Friday 20 July 2007

Inept and Secretive

Well, if you're going to be inept it's probably best to be secretive about it, isn't it? It seems that certain people haven't been secretive enough and the Constitutional Affairs Committee has blown their cover, while saying that the role of the Attorney General is "not sustainable" in its present form. The full report is due next Thursday, by which time we should also have seen Baroness Scotland's consultation paper on the future of her office. Until then I can only speculate about whether it will call for a better grade of ineptitude, one that is even more secretive and thus better at cover-ups.

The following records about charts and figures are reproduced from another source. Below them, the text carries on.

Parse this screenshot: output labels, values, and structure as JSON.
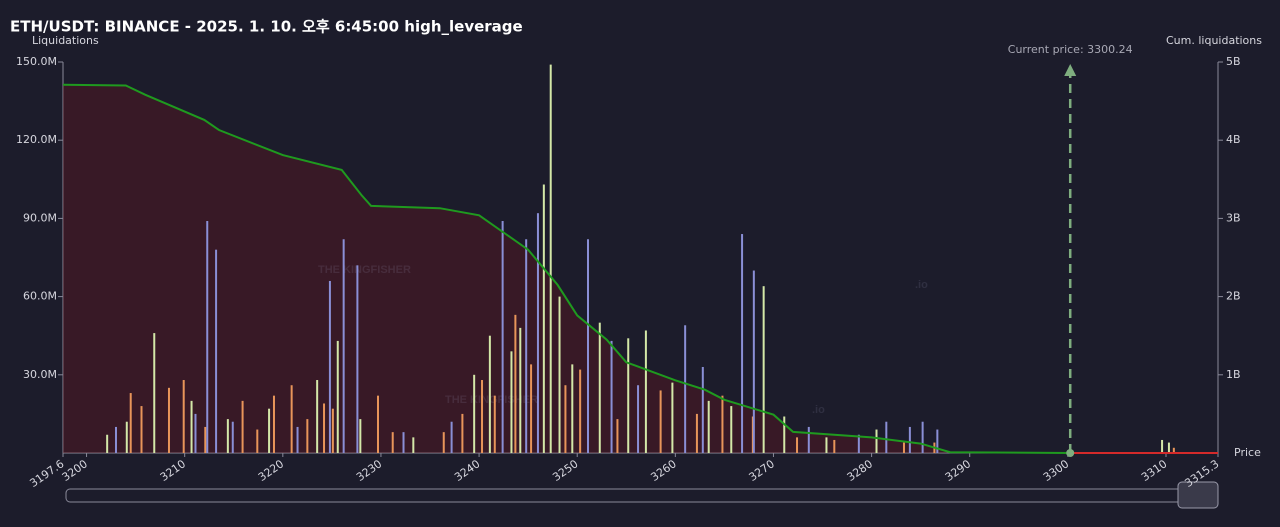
{
  "chart_data": {
    "type": "bar",
    "title": "ETH/USDT: BINANCE - 2025. 1. 10. 오후 6:45:00 high_leverage",
    "y_label": "Liquidations",
    "y2_label": "Cum. liquidations",
    "x_label": "Price",
    "watermark": "THE KINGFISHER",
    "watermark_suffix": ".io",
    "current_price": {
      "value": 3300.24,
      "label": "Current price: 3300.24"
    },
    "xlim": [
      3197.6,
      3315.3
    ],
    "xticks": [
      3197.6,
      3200,
      3210,
      3220,
      3230,
      3240,
      3250,
      3260,
      3270,
      3280,
      3290,
      3300,
      3310,
      3315.3
    ],
    "ylim": [
      0,
      150
    ],
    "yticks": [
      {
        "value": 30,
        "label": "30.0M"
      },
      {
        "value": 60,
        "label": "60.0M"
      },
      {
        "value": 90,
        "label": "90.0M"
      },
      {
        "value": 120,
        "label": "120.0M"
      },
      {
        "value": 150,
        "label": "150.0M"
      }
    ],
    "y2lim": [
      0,
      5
    ],
    "y2ticks": [
      {
        "value": 1,
        "label": "1B"
      },
      {
        "value": 2,
        "label": "2B"
      },
      {
        "value": 3,
        "label": "3B"
      },
      {
        "value": 4,
        "label": "4B"
      },
      {
        "value": 5,
        "label": "5B"
      }
    ],
    "series": [
      {
        "color": "#e8955a",
        "x": [
          3204.5,
          3205.6,
          3208.4,
          3209.9,
          3212.1,
          3215.9,
          3217.4,
          3219.1,
          3220.9,
          3222.5,
          3224.2,
          3225.1,
          3229.7,
          3231.2,
          3236.4,
          3238.3,
          3240.3,
          3241.6,
          3243.7,
          3245.3,
          3248.8,
          3250.3,
          3254.1,
          3258.5,
          3262.2,
          3264.8,
          3267.9,
          3272.4,
          3276.2,
          3283.3,
          3286.4,
          3310.8
        ],
        "values": [
          23,
          18,
          25,
          28,
          10,
          20,
          9,
          22,
          26,
          13,
          19,
          17,
          22,
          8,
          8,
          15,
          28,
          22,
          53,
          34,
          26,
          32,
          13,
          24,
          15,
          22,
          14,
          6,
          5,
          4,
          4,
          2
        ]
      },
      {
        "color": "#d4e8a8",
        "x": [
          3202.1,
          3204.1,
          3206.9,
          3210.7,
          3214.4,
          3218.6,
          3223.5,
          3225.6,
          3227.9,
          3233.3,
          3239.5,
          3241.1,
          3243.3,
          3244.2,
          3246.6,
          3247.3,
          3248.2,
          3249.5,
          3252.3,
          3255.2,
          3257.0,
          3259.7,
          3263.4,
          3265.7,
          3269.0,
          3271.1,
          3275.4,
          3280.5,
          3309.6,
          3310.3
        ],
        "values": [
          7,
          12,
          46,
          20,
          13,
          17,
          28,
          43,
          13,
          6,
          30,
          45,
          39,
          48,
          103,
          149,
          60,
          34,
          50,
          44,
          47,
          27,
          20,
          18,
          64,
          14,
          6,
          9,
          5,
          4
        ]
      },
      {
        "color": "#8a8fd6",
        "x": [
          3203.0,
          3211.1,
          3212.3,
          3213.2,
          3214.9,
          3221.5,
          3224.8,
          3226.2,
          3227.6,
          3232.3,
          3237.2,
          3242.4,
          3244.8,
          3246.0,
          3251.1,
          3253.5,
          3256.2,
          3261.0,
          3262.8,
          3266.8,
          3268.0,
          3273.6,
          3278.7,
          3281.5,
          3283.9,
          3285.2,
          3286.7
        ],
        "values": [
          10,
          15,
          89,
          78,
          12,
          10,
          66,
          82,
          72,
          8,
          12,
          89,
          82,
          92,
          82,
          43,
          26,
          49,
          33,
          84,
          70,
          10,
          7,
          12,
          10,
          12,
          9
        ]
      }
    ],
    "cumulative": {
      "color": "#1f9a1f",
      "x": [
        3197.6,
        3204,
        3206,
        3212,
        3213.5,
        3220,
        3226,
        3228,
        3229,
        3236,
        3240,
        3245,
        3248,
        3250,
        3253,
        3255,
        3260,
        3263,
        3265,
        3270,
        3272,
        3280,
        3285,
        3288,
        3300.24
      ],
      "values": [
        4.71,
        4.7,
        4.58,
        4.26,
        4.13,
        3.81,
        3.62,
        3.3,
        3.16,
        3.13,
        3.04,
        2.6,
        2.15,
        1.76,
        1.45,
        1.16,
        0.93,
        0.81,
        0.68,
        0.49,
        0.27,
        0.2,
        0.12,
        0.01,
        0
      ]
    },
    "cumulative_short": {
      "color": "#d42a2a",
      "x": [
        3300.24,
        3315.3
      ],
      "values": [
        0,
        0
      ]
    }
  }
}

Head of Legal has already commented several times on possible reforms of the post of Attorney General, for instance Brown's constitutional package, Pat it is indeed, Goldsmith's injunction against BBC and David Pannick and Attorney General, so I won't add anything else until the consultation paper and report are published next week.

Update: By way of a brief update free from any attempt at analysis, here are the consultation document and report as promised, as well as few other vaguely relevant links.

Consultation Press Release
A Consultation on the role of the Attorney General
Constitutional Role of the Attorney General
Times article
The creation of the Ministry of Justice
Scrutiny of Constitutional Reform

2 comments:

Richard Elliot said...

Interesting times in consitutional affairs. Does our uncodified constitution work and if it 'aint broke don't fix it? Or do we need to formalise the relationship between the state and the individual.

Conservative blogs are buzzing with talk of growning authoritarism (e.g smoking ban, extended detention without trial etc...). Is this the grumblings of people in opposition or identification of a worrying trend?

Hope you had a good holiday.

The Chief said...

It's a good point, but I don't think the smoking ban and 56 day detention are part of the same trend. I think they're based on two different premises and that's why I'm quite content with one of them and think the other is a simply awful idea. It's not just because I don't smoke as I'm also pretty unlikely to be high on the police's terrorism hit list so I don't see that it would affect me personally. I'm also all for stopping people blowing up bits of London, the issue is one of proportionality when it comes to depriving people of liberty.

Asking smokers not to smoke where other people work is a very minor infringement when offset against 600 deaths a year - I don't know if the figures are correct, but I haven't see anything contrary to that so run with them for now. Locking someone up for two months because they have a beard is, to my mind at least, from a wholly different strand of authoritarianism. Ok, that's flippant, but extended detention is just one facet of a march to informal summary justice, part of which has been the expansion of the various Prevention of Terrorism Acts from the 1970s. It's the kind of all control that every government wants when in power and is easy for every opposition party to decry. The question is always, who would reverse this process?

More pressingly, now that KP has gone as well as Cook and Darryl do we have any chance in this Test?